Parsley contains a high amount of chlorophyll, which is believed to have anti-bacterial properties and it is this which was supposed to fight the strong smell. To this day, I don’t know if it actually worked, and as I grew older, I stopped the practice, preferring instead to avoid eating garlic if I knew I would be in close contact with other humans the next day. Of course at the moment, we can eat as much of the stuff as we like as social distancing and the wearing of masks protects the wider public from having to suffer the effects of garlic over-indulgence.

As my dad mentions in his column from May 9, 1981, parsley is connected with one of the longest lists of old superstitions of any plant. The little green herb was considered by some to be in league with the devil because it took so long to emerge from the ground. The belief was that its roots extended down to the very pits of hell and would go there and back nine times before sprouting. The only way to protect yourself was to make sure God was on your side. Therefore, if you wanted a healthy crop that would not afflict you with the devil’s curse, then the best time to plant it was at 3pm on Good Friday which, for Christians, is the time of Jesus’ crucifixion. In some places, they didn’t dare touch the seeds to sow them, but would blow them from the top of a bible, while others would pour boiling water on them to expunge any devilish associations (I wonder if that might have been the real reason it took so long to grow?).
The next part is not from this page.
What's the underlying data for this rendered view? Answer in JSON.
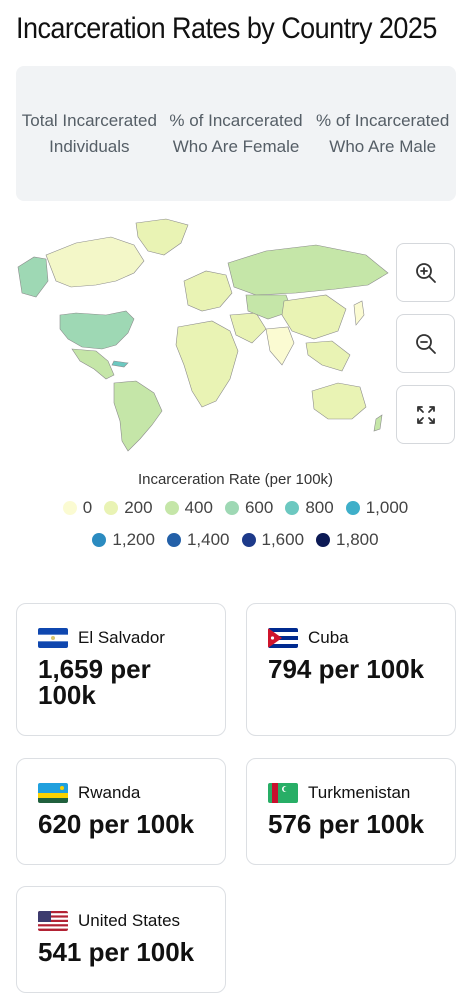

There were also a number of beliefs around family and motherhood, some of which are in conflict with one other. For example, if a woman wanted to become pregnant, she was told she had to plant some parsley, but other instructions suggest it was the head of the household who had to do the planting, which back in the day was always the man. However, if parsley grows well in a garden, that is an indication that the woman of the household is the master of it. Contrary to the idea that planting parsley would result in babies, some believed that chewing the herb was a natural contraceptive, or would help end an unwanted pregnancy (Is it just me, or is all this rather confusing?).

It was also considered very unlucky if anyone tried to move a parsley plant, for that would result in someone from your household becoming ill or even dying. It was also unlucky to give or receive the plant for the same reason. However, stealing the plant had the opposite effect, in that it would bring you good luck.

Parsley is one of the most nutritious herbs there is with a reputation for being powerful at fighting disease. It has long been used in herbal medicine, containing high levels of Vitamin K, which is essential for bone health, Vitamin A, which is essential for eye health, and Vitamin C, which is essential for the health of your immune system. As if that wasn’t enough, it is also recommended to take parsley for kidney complaints, sore eyes, water stoppage, headaches, heart problems, high blood pressure, allergies, inflammatory diseases and to improve your complexion.

It’s hard to believe that all those benefits are contained in this seemingly innocuous little plant, and it certainly has made me think that I ought to incorporate it into my everyday cooking more than I do at the moment. I have noticed, though, that in the supermarket today, most parsley available is the Italian flat-leafed variety, rather than the curly version that I unwillingly chewed on so many occasions. Why is this, and do they both have the same benefits, I wonder?